All of these judgments by Harrison about his famous band can be daunting to Beatles fans, who may find little comfort in a strangely sentimental passage in which the author of ‘Here comes the sun’ admits that he is one of the Fab Four also had his good points: “If one of us didn’t have them all with him, the others covered him. We protected each other […]. Sometimes i miss them. We were very fond of each other ”.

They are the four most affectionate phrases that George dedicates in the book to his former colleagues, to whom, on the other hand, he does not reproach them with any consideration. Probably, the intervening years had helped to temper the burden of resentment that Harrison accumulated in the late Beatles period, in which he felt personally ignored by Lennon (feeling that grew exponentially with the appearance on stage of Yoko Ono) and artistically bossed around by McCartney. As is well known, his forceful response to the vortex of bad vibes that the end of the group became was the creative explosion of ‘All things must pass’ (dazzling triple solo album that has just celebrated its 50th anniversary with an imposing reissue) and the consolidation of a spiritual journey that had begun in an encounter with the ‘swami’ Vishnu Devananda during the filming of ‘Help!’, in 1965.

Meditation and car racing

But Harrison owned a complex personality That Nietzsche aphorism made good that says that one is productive only at the cost of being rich in contradictions. The apostle of the inner light and the cosmic reverberation who was ecstatic contemplating the gardens of his Gothic mansion in Friar Park could go from deep meditation to cocaine addiction without ruffling his hair. Behind that peaceful, mystical and somewhat inscrutable image was hidden a joking, partying and noisy Mister Hyde who he enjoyed in the company of the Monty Python and the best Formula 1 drivers of his time.

Aware of how paradoxical this range of interests could be, he himself tried to give in ‘I Me Mine’ some explanation that would reconcile his passions, although he did so using arguments that were not entirely convincing. “For many people, racing is something absurd from a spiritual point of view,” he says. Motor cars pollute, kill, maim and make noise. However, being a good runner implies reaching a higher perception. And those who shine among the best have experienced some degree of expansion of consciousness. ”

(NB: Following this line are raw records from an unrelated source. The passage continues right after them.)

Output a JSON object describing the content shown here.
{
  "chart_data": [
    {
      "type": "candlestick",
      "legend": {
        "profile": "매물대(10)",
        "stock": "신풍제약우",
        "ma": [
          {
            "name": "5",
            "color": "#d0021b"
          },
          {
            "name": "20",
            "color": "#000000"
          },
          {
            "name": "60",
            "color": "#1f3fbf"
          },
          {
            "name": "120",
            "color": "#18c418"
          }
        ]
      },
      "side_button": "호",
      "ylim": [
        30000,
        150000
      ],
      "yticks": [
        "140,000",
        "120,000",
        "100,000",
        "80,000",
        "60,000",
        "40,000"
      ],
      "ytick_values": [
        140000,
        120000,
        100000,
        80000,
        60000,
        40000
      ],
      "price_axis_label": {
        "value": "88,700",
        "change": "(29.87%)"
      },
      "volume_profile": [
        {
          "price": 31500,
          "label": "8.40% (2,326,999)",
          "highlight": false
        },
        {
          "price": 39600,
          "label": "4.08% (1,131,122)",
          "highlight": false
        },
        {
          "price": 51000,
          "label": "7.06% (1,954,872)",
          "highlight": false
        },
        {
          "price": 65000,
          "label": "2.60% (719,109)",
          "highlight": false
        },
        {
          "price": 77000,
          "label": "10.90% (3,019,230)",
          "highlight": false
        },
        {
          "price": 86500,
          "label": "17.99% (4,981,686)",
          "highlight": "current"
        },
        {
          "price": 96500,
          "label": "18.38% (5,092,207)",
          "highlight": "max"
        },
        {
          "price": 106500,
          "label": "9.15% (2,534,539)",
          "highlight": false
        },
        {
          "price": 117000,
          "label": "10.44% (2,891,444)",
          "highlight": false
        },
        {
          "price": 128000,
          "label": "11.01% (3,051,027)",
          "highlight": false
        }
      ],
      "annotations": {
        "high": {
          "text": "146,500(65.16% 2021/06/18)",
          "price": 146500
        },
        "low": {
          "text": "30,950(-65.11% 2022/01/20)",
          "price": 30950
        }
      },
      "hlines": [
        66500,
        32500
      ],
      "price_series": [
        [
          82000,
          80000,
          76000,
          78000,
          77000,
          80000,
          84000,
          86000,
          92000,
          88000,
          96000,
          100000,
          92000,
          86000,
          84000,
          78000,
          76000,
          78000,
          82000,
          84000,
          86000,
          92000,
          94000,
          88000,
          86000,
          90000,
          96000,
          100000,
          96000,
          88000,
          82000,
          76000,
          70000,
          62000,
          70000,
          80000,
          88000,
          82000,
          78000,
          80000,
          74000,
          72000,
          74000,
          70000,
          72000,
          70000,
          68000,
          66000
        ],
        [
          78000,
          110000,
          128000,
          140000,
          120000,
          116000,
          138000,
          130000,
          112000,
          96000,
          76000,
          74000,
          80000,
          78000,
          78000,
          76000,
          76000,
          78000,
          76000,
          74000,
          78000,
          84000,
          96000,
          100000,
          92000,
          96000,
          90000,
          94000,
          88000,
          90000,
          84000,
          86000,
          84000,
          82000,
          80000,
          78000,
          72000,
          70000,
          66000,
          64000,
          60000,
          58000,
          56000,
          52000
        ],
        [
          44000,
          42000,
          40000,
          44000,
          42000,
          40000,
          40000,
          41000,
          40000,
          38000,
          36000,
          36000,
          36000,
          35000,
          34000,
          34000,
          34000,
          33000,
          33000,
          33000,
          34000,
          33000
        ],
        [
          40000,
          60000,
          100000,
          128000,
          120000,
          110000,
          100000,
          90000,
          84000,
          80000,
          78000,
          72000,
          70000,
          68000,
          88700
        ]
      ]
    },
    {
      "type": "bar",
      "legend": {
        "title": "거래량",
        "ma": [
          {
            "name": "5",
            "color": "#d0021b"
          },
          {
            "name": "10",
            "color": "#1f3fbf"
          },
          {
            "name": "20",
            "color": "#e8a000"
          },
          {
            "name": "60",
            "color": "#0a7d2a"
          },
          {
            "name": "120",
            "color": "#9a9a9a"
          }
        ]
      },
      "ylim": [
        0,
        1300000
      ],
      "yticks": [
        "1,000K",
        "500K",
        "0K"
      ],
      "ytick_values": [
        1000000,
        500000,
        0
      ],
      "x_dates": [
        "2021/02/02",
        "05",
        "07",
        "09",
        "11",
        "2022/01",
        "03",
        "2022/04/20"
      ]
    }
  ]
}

Beyond his weaknesses and contradictions, Harrison is revealed in the book as a lucid, passionate and generous person. It continued to be so until his untimely death on November 29, 2001, at age 58. He was never a proud man, and perhaps there is no more glaring proof of his proverbial humility than the comment he dedicates in the book to the marvelous ‘Something’, the second most covered song in the entire Beatles catalog, behind only ‘Yesterday’: “It probably has a five-note range that fits very well with most singers. I guess it is my best known song, since more than 150 versions were made. My favorite is James Brown’s, which is excellent. ” It is difficult to give yourself less name after having created something so exalted.